Prime submodule equivalence statement

Question

By a prime submodule $P$ of an $R$-module $M$ we mean, $P\neq M $ and for every ideal $I$ of $R$ and every submodule $N$ of $M$, if $IN\subseteq P$ , then either $N\subseteq P$ or $IM\subseteq P$.

Let $P$ be a proper submodule of $M$ with $P:M=\operatorname{Ann}(M/P)=N$. Then $P$ is a prime submodule of $M$ if and only if $M/P$ is a torsion-free $R/N$-module.

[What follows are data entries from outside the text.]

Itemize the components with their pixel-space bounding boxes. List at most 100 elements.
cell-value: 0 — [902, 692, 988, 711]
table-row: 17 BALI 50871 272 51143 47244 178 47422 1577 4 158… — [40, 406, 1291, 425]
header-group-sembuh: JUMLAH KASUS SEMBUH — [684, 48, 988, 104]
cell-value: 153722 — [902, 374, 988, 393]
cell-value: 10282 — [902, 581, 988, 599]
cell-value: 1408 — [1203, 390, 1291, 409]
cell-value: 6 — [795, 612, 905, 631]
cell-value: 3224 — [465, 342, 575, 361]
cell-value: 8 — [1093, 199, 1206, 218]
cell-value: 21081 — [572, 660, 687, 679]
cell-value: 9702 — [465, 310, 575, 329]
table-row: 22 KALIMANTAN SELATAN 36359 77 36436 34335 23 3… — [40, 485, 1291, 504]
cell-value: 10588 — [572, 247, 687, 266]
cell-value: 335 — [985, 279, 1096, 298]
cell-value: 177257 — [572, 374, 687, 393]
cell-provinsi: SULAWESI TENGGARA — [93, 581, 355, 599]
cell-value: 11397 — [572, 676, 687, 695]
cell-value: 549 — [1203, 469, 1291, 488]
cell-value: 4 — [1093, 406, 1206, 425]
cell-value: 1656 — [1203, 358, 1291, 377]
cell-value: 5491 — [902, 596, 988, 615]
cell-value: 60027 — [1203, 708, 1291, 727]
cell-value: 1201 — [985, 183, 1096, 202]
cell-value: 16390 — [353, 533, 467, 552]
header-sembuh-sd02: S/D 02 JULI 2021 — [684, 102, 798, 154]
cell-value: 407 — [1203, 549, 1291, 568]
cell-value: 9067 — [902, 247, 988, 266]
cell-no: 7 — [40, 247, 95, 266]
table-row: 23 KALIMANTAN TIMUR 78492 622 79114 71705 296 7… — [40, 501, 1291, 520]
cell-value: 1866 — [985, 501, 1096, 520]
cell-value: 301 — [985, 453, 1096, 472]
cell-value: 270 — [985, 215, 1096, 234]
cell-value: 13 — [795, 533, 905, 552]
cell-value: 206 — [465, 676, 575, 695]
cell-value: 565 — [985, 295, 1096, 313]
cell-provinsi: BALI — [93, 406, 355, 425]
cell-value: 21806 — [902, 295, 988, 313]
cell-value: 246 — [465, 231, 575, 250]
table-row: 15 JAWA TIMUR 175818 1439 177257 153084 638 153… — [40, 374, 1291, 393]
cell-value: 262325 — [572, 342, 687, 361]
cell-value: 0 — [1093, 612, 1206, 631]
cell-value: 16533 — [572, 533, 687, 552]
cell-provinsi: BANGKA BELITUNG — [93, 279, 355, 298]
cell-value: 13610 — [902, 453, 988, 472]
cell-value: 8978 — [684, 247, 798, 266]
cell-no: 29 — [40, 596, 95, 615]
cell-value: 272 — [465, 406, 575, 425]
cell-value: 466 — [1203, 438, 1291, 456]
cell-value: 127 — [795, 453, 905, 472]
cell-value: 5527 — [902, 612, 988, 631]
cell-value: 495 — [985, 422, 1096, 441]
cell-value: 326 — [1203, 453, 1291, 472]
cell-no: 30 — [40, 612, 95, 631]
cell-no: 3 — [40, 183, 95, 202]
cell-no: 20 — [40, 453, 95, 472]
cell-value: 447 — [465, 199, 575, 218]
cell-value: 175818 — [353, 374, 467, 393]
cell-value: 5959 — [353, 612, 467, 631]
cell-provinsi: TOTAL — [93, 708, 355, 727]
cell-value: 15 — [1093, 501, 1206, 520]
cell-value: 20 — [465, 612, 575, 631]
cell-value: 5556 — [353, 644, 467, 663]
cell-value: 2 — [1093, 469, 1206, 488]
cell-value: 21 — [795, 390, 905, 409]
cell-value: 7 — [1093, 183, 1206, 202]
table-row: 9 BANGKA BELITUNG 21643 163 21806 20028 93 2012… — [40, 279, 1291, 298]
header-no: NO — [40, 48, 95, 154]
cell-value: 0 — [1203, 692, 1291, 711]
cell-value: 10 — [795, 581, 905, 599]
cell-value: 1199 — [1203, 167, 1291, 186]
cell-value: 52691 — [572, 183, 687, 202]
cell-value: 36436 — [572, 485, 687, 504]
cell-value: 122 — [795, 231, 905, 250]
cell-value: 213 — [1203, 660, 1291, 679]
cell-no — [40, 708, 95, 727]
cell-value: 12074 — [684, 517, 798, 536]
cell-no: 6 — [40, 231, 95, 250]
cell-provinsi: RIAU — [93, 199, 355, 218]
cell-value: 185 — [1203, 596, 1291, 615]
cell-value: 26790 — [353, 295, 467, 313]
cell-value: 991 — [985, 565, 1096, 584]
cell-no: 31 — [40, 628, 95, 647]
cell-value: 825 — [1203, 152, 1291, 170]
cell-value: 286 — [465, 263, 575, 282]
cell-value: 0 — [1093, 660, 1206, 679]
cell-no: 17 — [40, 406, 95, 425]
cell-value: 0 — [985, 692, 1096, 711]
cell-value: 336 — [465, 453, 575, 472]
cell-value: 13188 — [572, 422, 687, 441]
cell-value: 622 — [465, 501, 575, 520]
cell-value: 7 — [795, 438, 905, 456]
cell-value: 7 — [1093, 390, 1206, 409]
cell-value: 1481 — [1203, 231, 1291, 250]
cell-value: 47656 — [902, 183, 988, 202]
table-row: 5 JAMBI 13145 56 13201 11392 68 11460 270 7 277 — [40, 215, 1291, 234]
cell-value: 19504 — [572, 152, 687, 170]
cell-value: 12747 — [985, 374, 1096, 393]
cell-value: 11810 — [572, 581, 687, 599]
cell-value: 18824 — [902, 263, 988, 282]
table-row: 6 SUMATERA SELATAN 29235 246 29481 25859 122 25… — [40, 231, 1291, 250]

My questions: $1.$ Can anyone help me to prove the previous equivalences?

$2.$ Is it true for any ring or for commutative rings only?

Thanks in advance

Answer 1

$\DeclareMathOperator\Tor{Tor}\DeclareMathOperator\Ann{Ann}$ I think your statement is false, but it can be corrected as follows:

Let $R$ be a commutative ring with unit, $M$ be an $R$-module, $P\subset M$ be an $R$-submodule and $\mathfrak p=\Ann_R(M/P)$. Then $P$ is a prime submodule of $M$ if and only if $\mathfrak p$ is a prime ideal and $\Tor_{R/\mathfrak p}(M/P)=\{0\}$.

Assume $P$ to be a prime $R$-submodule. Then $\mathfrak p=\Ann_R(M/P)$ is a prime ideal in $R$. For let $a,b\in R$ such that $ab\in\mathfrak p$ so that $Mab\subseteq P$. Then $Ma\subseteq M$, $bR\subseteq R$ and $(Ma)(bR)\subseteq Mab\subseteq P$. Since $P$ is prime, we have $Ma\subseteq P$ or $M(bR)=Mb\subseteq P$ that's $a\in\mathfrak p$ or $b\in\mathfrak p$.

Let $P$ be a prime submodule of $M$ and $x\in M$ such that $x+P\in\Tor_{R/\mathfrak p}(M/P)$. Then there exists $r$ such that $(x+P)(r+\mathfrak p)=0\in M/P$ and $r+\mathfrak p\neq 0$ in $R/\mathfrak p$. We have $xr\in P$. Let $N=rR$ and $\mathfrak a=rR$. Then $N\mathfrak a=xrR\subseteq P$ hence $N\subseteq P$ or $M\mathfrak a\subseteq P$. In the first case, $x\in P$ that's $x+P=0\in M/P$. On the other hand, if $Mr\subseteq P$, hence $r\in\Ann_R(M/P)=\mathfrak p$ so that $r+\mathfrak p=0\in R/\mathfrak p$ which is a contradiction. This proves $\Tor_{R/\mathfrak p}(M/P)=\{0\}$.

Conversely, let $\mathfrak p=\Ann_R(M/P)$ be a prime ideal in $R$ and $\Tor_{R/\mathfrak p}(M/P)=\{0\}$. Let $N\subseteq M$ be a submodule and $\mathfrak a\subseteq R$ be an ideal such that $N\mathfrak a\subseteq P$ and $N\not\subseteq P$; we have to show $M\mathfrak a\subseteq P$. Let $x\in M$ and $a\in\mathfrak a$. We have $Na\subseteq N\mathfrak a\subseteq P$, hence if $y\in N-P$ we have $ya\in P$, so that $(y+P)(a+\mathfrak p)=0$ in $M/P$. Since $\Tor_{R/\mathfrak p}(M/P)=\{0\}$ and $y+P\neq 0$ in $M/P$ we must have $a+\mathfrak p=0$ in $R/\mathfrak p$, that's $a\in\mathfrak p$. Consequently, $xa\in M\mathfrak p\subseteq P$.

If $R$ is not commutative, $\Ann_R(M/P)$ can be no a two-sided ideal of $R$, hence the assumption $R$-commutative is necessary.